Reflections

SXSW 2000 Film Festival and Conference

Shadow Boxers

Dir/Prod/Ed: Katya Bankowsky; DP: Anthony Hardwick, Tony Wolberg; Music: Zoël.

35mm, 72 min., 1999 (RP).

"Is my make-up all right?" Not a question you're likely to hear from George Foreman anytime soon, but still one uttered within spitting distance of the squared circle in Rankowsky's portrait of women in professional boxing. The offhand comment -- from a Golden Gloves Flyweight champ seconds after winning the big fight -- says as much about the increasingly acceptable subgenre known as women's boxing as anything else in the film. Rankowsky saves the best bits of her portrait for Dutch wunderkind Lucia Rijker, Women's Boxing Federation Junior Welterweight champeen and the tough-as-nails focus of the film.

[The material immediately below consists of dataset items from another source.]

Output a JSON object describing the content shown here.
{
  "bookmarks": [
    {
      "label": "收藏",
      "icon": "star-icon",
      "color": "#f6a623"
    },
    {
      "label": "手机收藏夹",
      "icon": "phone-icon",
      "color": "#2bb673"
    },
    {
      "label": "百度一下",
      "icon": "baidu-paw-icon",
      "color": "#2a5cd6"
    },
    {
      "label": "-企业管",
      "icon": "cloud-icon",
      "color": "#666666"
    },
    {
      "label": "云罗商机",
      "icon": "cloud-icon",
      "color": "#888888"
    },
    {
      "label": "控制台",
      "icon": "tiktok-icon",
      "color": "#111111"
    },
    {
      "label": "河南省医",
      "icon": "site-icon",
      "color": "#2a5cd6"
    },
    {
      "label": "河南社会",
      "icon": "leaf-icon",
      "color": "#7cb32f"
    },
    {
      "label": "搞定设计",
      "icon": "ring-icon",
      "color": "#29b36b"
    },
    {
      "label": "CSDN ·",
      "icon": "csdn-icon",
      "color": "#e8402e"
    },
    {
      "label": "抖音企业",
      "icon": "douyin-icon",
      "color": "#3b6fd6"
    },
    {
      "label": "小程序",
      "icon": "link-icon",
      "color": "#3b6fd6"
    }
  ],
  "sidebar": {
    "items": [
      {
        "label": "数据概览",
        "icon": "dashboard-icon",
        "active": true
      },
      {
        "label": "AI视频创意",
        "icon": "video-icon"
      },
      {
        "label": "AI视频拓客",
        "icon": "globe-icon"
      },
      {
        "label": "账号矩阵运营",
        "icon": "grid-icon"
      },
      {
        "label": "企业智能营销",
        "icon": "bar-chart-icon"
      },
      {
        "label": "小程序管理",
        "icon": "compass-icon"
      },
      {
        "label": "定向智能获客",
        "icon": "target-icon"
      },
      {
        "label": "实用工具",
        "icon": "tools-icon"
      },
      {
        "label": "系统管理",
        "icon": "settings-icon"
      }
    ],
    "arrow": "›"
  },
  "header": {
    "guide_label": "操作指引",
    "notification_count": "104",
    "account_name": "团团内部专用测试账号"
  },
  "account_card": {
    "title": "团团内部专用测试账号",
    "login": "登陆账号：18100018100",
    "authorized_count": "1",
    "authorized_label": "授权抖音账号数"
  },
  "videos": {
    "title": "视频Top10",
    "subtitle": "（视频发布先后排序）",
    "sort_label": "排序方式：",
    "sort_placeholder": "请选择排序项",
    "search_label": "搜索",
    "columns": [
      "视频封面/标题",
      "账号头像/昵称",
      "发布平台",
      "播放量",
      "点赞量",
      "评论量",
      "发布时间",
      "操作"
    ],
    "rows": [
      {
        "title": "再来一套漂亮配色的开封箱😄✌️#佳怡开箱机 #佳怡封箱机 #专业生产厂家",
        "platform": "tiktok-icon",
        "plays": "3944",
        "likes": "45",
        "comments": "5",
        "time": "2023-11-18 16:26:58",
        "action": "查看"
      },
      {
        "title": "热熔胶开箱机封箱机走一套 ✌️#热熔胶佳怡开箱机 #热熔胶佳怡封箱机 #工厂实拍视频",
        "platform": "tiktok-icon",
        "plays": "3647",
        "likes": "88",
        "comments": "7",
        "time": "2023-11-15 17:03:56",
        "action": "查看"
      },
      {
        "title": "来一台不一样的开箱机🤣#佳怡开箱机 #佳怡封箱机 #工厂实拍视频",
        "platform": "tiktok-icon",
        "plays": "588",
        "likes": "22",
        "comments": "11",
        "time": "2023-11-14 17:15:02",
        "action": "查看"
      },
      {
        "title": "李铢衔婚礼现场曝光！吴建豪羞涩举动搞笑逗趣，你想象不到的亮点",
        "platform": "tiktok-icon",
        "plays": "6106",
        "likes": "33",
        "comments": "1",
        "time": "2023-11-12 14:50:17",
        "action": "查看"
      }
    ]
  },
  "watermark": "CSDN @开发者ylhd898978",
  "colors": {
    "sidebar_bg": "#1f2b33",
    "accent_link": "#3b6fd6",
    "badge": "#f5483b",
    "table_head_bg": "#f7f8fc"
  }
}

The questions Rankowsky poses -- from gender discrimination to a woman's place in society that has encouraged but never fully accepted the idea of two "girls" duking it out in front of hordes of testosterone-crazed, stogie-chomping, adenoidal males -- take as much of a beating as her subjects. Footage of male champs Oscar de la Hoya and Evander Holyfield giving credit to Rijker for her skills, strength, and beauty are intercut with brutal shots of furious fisticuffs action seamlessly captured -- both in grainy black-and-white and bloody, sweat-strewn color -- by cinematographers Anthony Hardwick and Tony Wolberg. This isn't your daddy's catfight.